Milano, da sola, nel 2017 ha raggiunto un Pil di € 207.549 (dati eurostat), quasi tre volte e mezza quello di Napoli, che ha totalizzato € 59.667, e quasi 9 volte quello di Palermo.

Quando la metropoli meneghina viene accostata ad una vera star globale, la musica cambia, i rapporti si invertono, dando ragione al sindaco quando, molto in ritardo, si affanna a costruire grattacieli e improbabili foresterie. Sempre nel 2017 Londra, da sola, ha raggiunto la cifra stratosferica di € 782.839, quasi 4 volte Milano.

Non è sufficiente tradurre i cartelli in inglese per togliersi di dosso la puzza di stalla o di fabbrica. E nemmeno vantarsi di esseri i primi in questo o in quel ramo dell’arte o della moda. I numeri dicono che Milano sta a Londra nello stesso rapporto in cui Napoli sta a Milano. Anzi, peggio.

Questi numeri in gran parte si spiegano con il ruolo dalle Metropoli quali centri finanziari globali, ruolo assunto negli anni Ottanta ed esploso negli anni Novanta. Questo ruolo ha generato un processo di ristrutturazione urbana che ha portato alla costruzione di torri e grattacieli, emulando, prim’ancora che lo stile Newyorchese, quello delle città italiane del Medioevo.
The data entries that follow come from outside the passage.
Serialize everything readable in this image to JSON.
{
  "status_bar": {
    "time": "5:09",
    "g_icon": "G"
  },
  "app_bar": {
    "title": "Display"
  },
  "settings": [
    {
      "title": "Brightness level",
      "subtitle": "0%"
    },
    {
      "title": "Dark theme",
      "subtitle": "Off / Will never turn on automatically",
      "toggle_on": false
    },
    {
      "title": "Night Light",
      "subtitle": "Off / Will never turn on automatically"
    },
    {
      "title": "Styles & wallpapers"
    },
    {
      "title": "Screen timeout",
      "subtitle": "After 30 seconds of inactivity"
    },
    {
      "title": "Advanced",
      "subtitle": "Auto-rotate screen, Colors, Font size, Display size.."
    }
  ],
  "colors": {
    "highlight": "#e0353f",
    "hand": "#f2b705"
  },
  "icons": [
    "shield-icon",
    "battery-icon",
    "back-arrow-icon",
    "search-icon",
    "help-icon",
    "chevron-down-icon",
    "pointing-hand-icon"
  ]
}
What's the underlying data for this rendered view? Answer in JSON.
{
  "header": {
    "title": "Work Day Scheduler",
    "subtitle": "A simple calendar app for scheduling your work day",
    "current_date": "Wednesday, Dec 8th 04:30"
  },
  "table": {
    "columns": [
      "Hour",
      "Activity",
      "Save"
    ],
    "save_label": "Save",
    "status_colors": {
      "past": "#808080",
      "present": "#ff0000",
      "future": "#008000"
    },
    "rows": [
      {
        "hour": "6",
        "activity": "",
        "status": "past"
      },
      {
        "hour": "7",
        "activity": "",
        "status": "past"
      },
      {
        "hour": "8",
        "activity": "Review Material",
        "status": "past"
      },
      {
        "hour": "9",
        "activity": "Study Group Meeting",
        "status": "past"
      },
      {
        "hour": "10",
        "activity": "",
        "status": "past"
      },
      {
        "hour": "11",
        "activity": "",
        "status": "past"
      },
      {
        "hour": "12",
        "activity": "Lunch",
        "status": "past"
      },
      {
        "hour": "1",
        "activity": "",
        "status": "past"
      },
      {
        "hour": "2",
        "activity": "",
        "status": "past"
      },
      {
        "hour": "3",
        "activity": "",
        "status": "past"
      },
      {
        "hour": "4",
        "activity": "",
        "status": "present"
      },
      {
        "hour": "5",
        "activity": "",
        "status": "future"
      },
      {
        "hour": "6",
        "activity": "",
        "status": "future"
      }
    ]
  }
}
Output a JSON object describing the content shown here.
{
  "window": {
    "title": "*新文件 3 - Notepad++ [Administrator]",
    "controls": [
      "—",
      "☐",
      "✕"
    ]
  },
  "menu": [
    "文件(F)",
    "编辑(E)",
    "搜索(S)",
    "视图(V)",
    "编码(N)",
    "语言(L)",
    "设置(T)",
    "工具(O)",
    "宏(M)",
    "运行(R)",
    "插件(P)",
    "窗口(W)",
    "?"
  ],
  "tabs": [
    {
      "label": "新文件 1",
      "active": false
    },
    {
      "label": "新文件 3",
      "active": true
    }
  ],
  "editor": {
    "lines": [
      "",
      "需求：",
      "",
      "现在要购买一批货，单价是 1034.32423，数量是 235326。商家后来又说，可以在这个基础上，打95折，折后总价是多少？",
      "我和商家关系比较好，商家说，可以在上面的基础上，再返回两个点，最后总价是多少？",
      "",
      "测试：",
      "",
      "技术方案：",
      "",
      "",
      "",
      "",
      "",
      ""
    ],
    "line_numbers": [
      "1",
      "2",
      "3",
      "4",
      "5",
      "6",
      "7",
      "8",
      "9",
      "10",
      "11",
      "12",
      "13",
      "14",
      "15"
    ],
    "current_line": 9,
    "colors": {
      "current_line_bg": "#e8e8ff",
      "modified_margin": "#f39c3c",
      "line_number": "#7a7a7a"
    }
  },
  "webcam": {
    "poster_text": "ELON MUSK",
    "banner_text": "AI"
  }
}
L’economia ha sempre voluto identificare la sua potenza con l’erezione di torri e grattacieli, su un modello fallocratico che a Barcellona hanno interpretato più che alla lettera. Lo sfoggio di virilità ha attirato torme di campagnoli, desiderosi di sedere ai tavolini di Starbucks o Domino’s Pizza e verificare con i propri occhi chi ce l’aveva più lungo.

Dalle finestre dei grattacieli, dove avevano trovato dimora gli uffici di banche e assicurazioni, gli impiegati ben pagati assistevano al Grand Tour dei pezzenti, con quel disprezzo per una popolazione che aveva scomodato aerei e treni per andare a degustare ciò che potevano ormai trovare ad ogni angolo di strada, persino a Bisceglie; con quel disprezzo malinconico che solo chi ha il privilegio di andare al lavoro in ciabatte e capelli rastafari può sentire.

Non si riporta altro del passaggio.